Athens has been continuously inhabited for at least 4,500 years. Classical Athens became the leading city of ancient Greece in the 5th century BC, with its cultural achievements laying the foundations of Western civilization. By the end of Late Antiquity the city experienced decline followed by recovery in the second half of the Middle Byzantine Period , and was relatively prosperous during the Crusades, benefiting from Italian trade; after a long period of decline under the rule of the Ottoman Empire, Athens re-emerged in the 19th century as the capital of the independent Greek state, and in 1896 hosted the first modern Olympic Games.
In the 1920s a number of Greek refugees, expelled from Asia Minor after the Greco-Turkish War, swelled Athens' population; nevertheless it was most particularly following the Second World War, and from the 1950s and 1960s, that the population of the city exploded, and Athens experienced a gradual expansion in all directions. In the 1980's it became evident that smog from factories and an ever increasing fleet of automobiles, as well as a lack of adequate free space due to overcongestion, had evolved into the city's most important challenges.
A series of anti-pollution measures taken by the city's authorities in the 1990s, combined with a substantial improvement of the city's infrastructure, alleviated pollution considerably and transformed Athens into a much more functional city.
Athens enjoys a typical mediterranean climate, with the greatest amounts of precipitation mainly occurring from mid-October to mid-April; any precipitation is sparse during summer and falls generally in the form of showers and/or thunderstorms.
Due to its location in a strong rain shadow because of Mount Parnitha, however, the Athenian climate is much drier compared to most of the rest of Mediterranean Europe.
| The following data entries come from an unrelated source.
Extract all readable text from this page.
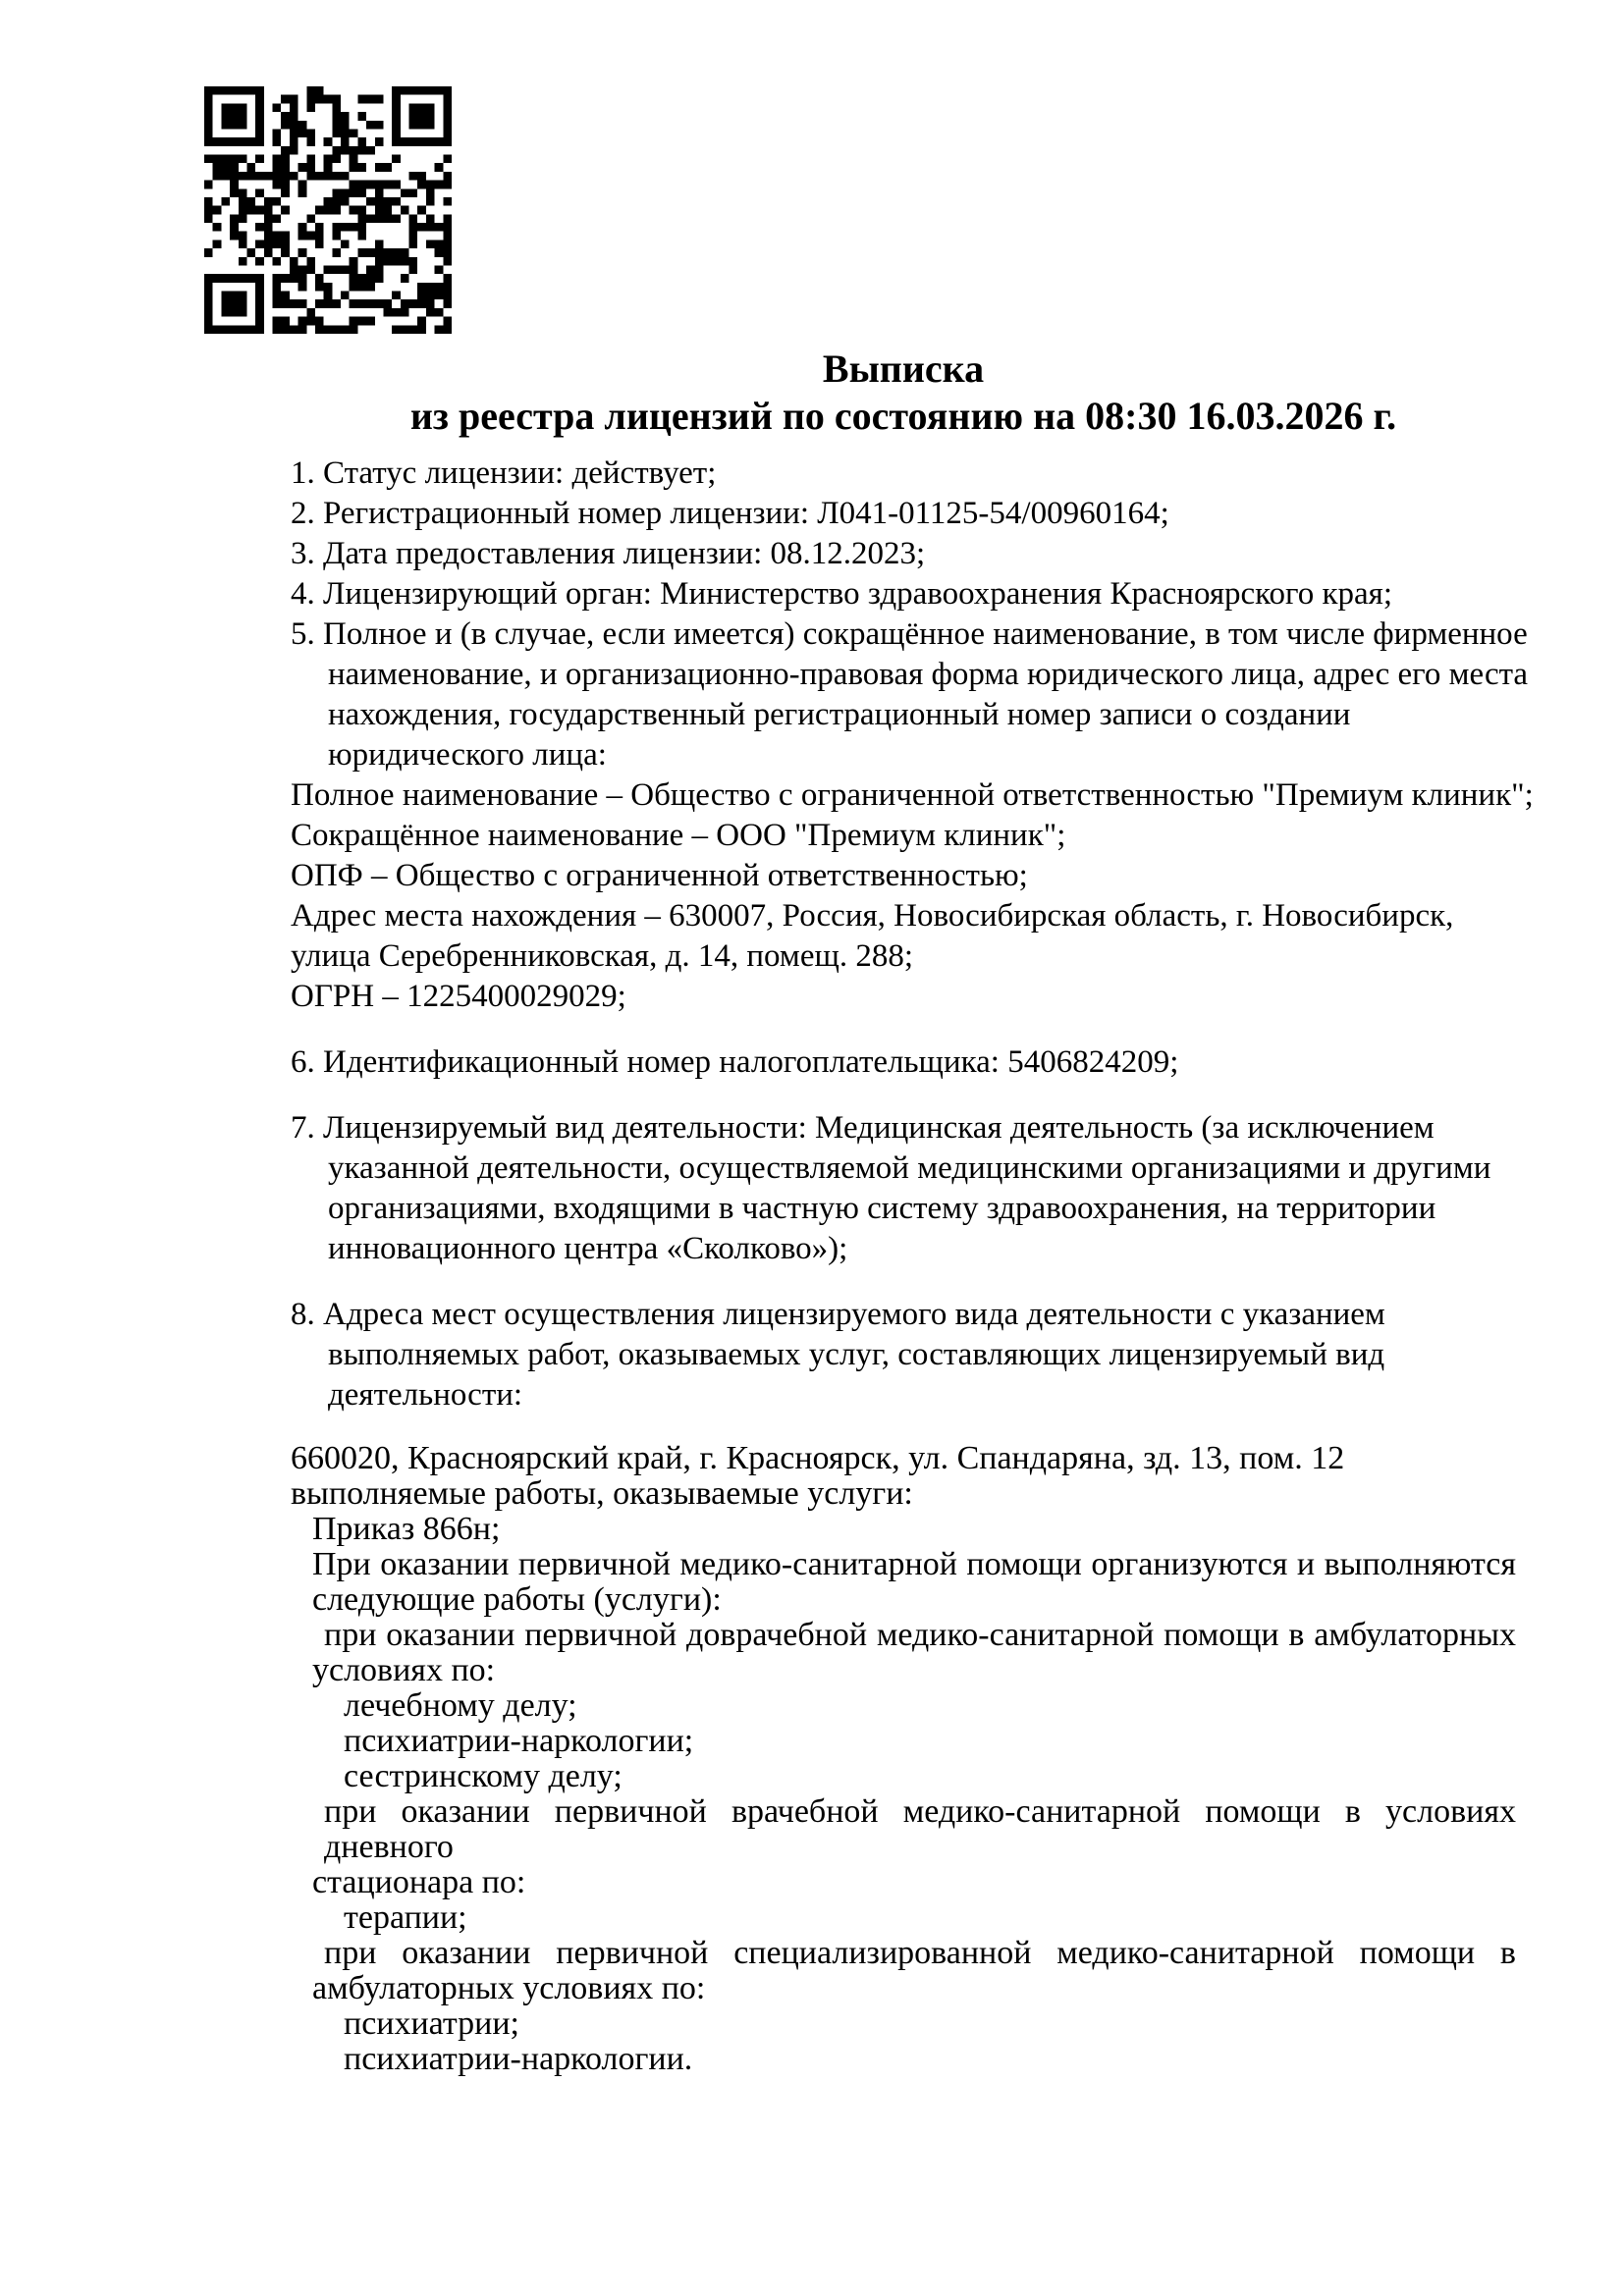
Выписка
из реестра лицензий по состоянию на 08:30 16.03.2026 г.
1. Статус лицензии: действует;
2. Регистрационный номер лицензии: Л041-01125-54/00960164;
3. Дата предоставления лицензии: 08.12.2023;
4. Лицензирующий орган: Министерство здравоохранения Красноярского края;
5. Полное и (в случае, если имеется) сокращённое наименование, в том числе фирменное
наименование, и организационно-правовая форма юридического лица, адрес его места
нахождения, государственный регистрационный номер записи о создании
юридического лица:
Полное наименование – Общество с ограниченной ответственностью "Премиум клиник";
Сокращённое наименование – ООО "Премиум клиник";
ОПФ – Общество с ограниченной ответственностью;
Адрес места нахождения – 630007, Россия, Новосибирская область, г. Новосибирск,
улица Серебренниковская, д. 14, помещ. 288;
ОГРН – 1225400029029;
6. Идентификационный номер налогоплательщика: 5406824209;
7. Лицензируемый вид деятельности: Медицинская деятельность (за исключением
указанной деятельности, осуществляемой медицинскими организациями и другими
организациями, входящими в частную систему здравоохранения, на территории
инновационного центра «Сколково»);
8. Адреса мест осуществления лицензируемого вида деятельности с указанием
выполняемых работ, оказываемых услуг, составляющих лицензируемый вид
деятельности:
660020, Красноярский край, г. Красноярск, ул. Спандаряна, зд. 13, пом. 12
выполняемые работы, оказываемые услуги:
Приказ 866н;
При оказании первичной медико-санитарной помощи организуются и выполняются
следующие работы (услуги):
при оказании первичной доврачебной медико-санитарной помощи в амбулаторных
условиях по:
лечебному делу;
психиатрии-наркологии;
сестринскому делу;
при оказании первичной врачебной медико-санитарной помощи в условиях дневного
стационара по:
терапии;
при оказании первичной специализированной медико-санитарной помощи в
амбулаторных условиях по:
психиатрии;
психиатрии-наркологии.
The mountainous northern suburbs, for their part, experience a somewhat differentiated climatic pattern, with generally lower temperatures and more substantial snowfalls during winter. Fog is highly unusual in the city centre but it is more frequent to the east, behind the Hymettus mountain range.
The city is one of the world's main centres of archaeological research. Apart from national institutions, such as Athens University, the Archaeological Society, several archaeological Museums , the city is also home to the Demokritos laboratory for Archaeometry as well as several regional and national archaeological authorities that form part of the Greek Department of Culture.
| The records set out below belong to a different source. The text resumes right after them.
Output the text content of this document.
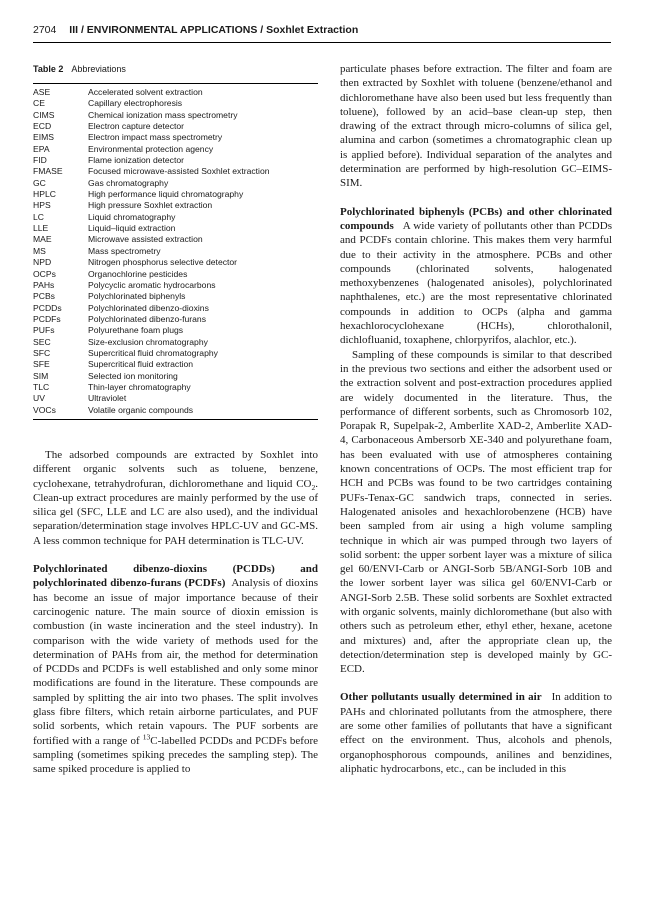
2704 III / ENVIRONMENTAL APPLICATIONS / Soxhlet Extraction
Table 2 Abbreviations
ASE	Accelerated solvent extraction
CE	Capillary electrophoresis
CIMS	Chemical ionization mass spectrometry
ECD	Electron capture detector
EIMS	Electron impact mass spectrometry
EPA	Environmental protection agency
FID	Flame ionization detector
FMASE	Focused microwave-assisted Soxhlet extraction
GC	Gas chromatography
HPLC	High performance liquid chromatography
HPS	High pressure Soxhlet extraction
LC	Liquid chromatography
LLE	Liquid–liquid extraction
MAE	Microwave assisted extraction
MS	Mass spectrometry
NPD	Nitrogen phosphorus selective detector
OCPs	Organochlorine pesticides
PAHs	Polycyclic aromatic hydrocarbons
PCBs	Polychlorinated biphenyls
PCDDs	Polychlorinated dibenzo-dioxins
PCDFs	Polychlorinated dibenzo-furans
PUFs	Polyurethane foam plugs
SEC	Size-exclusion chromatography
SFC	Supercritical fluid chromatography
SFE	Supercritical fluid extraction
SIM	Selected ion monitoring
TLC	Thin-layer chromatography
UV	Ultraviolet
VOCs	Volatile organic compounds

The adsorbed compounds are extracted by Soxhlet into different organic solvents such as toluene, benzene, cyclohexane, tetrahydrofuran, dichloromethane and liquid $CO_2$. Clean-up extract procedures are mainly performed by the use of silica gel (SFC, LLE and LC are also used), and the individual separation/determination stage involves HPLC-UV and GC-MS. A less common technique for PAH determination is TLC-UV.

Polychlorinated dibenzo-dioxins (PCDDs) and polychlorinated dibenzo-furans (PCDFs) Analysis of dioxins has become an issue of major importance because of their carcinogenic nature. The main source of dioxin emission is combustion (in waste incineration and the steel industry). In comparison with the wide variety of methods used for the determination of PAHs from air, the method for determination of PCDDs and PCDFs is well established and only some minor modifications are found in the literature. These compounds are sampled by splitting the air into two phases. The split involves glass fibre filters, which retain airborne particulates, and PUF solid sorbents, which retain vapours. The PUF sorbents are fortified with a range of $^{13}$C-labelled PCDDs and PCDFs before sampling (sometimes spiking precedes the sampling step). The same spiked procedure is applied to

particulate phases before extraction. The filter and foam are then extracted by Soxhlet with toluene (benzene/ethanol and dichloromethane have also been used but less frequently than toluene), followed by an acid–base clean-up step, then drawing of the extract through micro-columns of silica gel, alumina and carbon (sometimes a chromatographic clean up is applied before). Individual separation of the analytes and determination are performed by high-resolution GC–EIMS-SIM.

Polychlorinated biphenyls (PCBs) and other chlorinated compounds A wide variety of pollutants other than PCDDs and PCDFs contain chlorine. This makes them very harmful due to their activity in the atmosphere. PCBs and other compounds (chlorinated solvents, halogenated methoxybenzenes (halogenated anisoles), polychlorinated naphthalenes, etc.) are the most representative chlorinated compounds in addition to OCPs (alpha and gamma hexachlorocyclohexane (HCHs), chlorothalonil, dichlofluanid, toxaphene, chlorpyrifos, alachlor, etc.).

Sampling of these compounds is similar to that described in the previous two sections and either the adsorbent used or the extraction solvent and post-extraction procedures applied are widely documented in the literature. Thus, the performance of different sorbents, such as Chromosorb 102, Porapak R, Supelpak-2, Amberlite XAD-2, Amberlite XAD-4, Carbonaceous Ambersorb XE-340 and polyurethane foam, has been evaluated with use of atmospheres containing known concentrations of OCPs. The most efficient trap for HCH and PCBs was found to be two cartridges containing PUFs-Tenax-GC sandwich traps, connected in series. Halogenated anisoles and hexachlorobenzene (HCB) have been sampled from air using a high volume sampling technique in which air was pumped through two layers of solid sorbent: the upper sorbent layer was a mixture of silica gel 60/ENVI-Carb or ANGI-Sorb 5B/ANGI-Sorb 10B and the lower sorbent layer was silica gel 60/ENVI-Carb or ANGI-Sorb 2.5B. These solid sorbents are Soxhlet extracted with organic solvents, mainly dichloromethane (but also with others such as petroleum ether, ethyl ether, hexane, acetone and mixtures) and, after the appropriate clean up, the detection/determination step is developed mainly by GC-ECD.

Other pollutants usually determined in air In addition to PAHs and chlorinated pollutants from the atmosphere, there are some other families of pollutants that have a significant effect on the environment. Thus, alcohols and phenols, organophosphorous compounds, anilines and benzidines, aliphatic hydrocarbons, etc., can be included in this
Additionally, Athens hosts 17 Foreign Archaeological Institutes which promote and facilitate research by scholars from their respective home countries. As a result, Athens has more than a dozen archaeological libraries and three specialized archaeological laboratories, and is the venue of several hundred specialized lectures, conferences and seminars, as well as dozens of archaeological exhibitions, per year. At any given time, Athens is the home to hundreds of international scholars and researchers in all disciplines of archaeology.
Athens has been a popular destination for travellers since antiquity. Over the past decade, the city's infrastructure and social amenities have improved, in part due to its successful bid to stage the 2004 Olympic Games. The Greek Government, aided by the EU, has funded major infrastructure projects such as the state-of-the-art Eleftherios Venizelos International Airport, the expansion of the Athens Metro system, and the new Attiki Odos Motorway.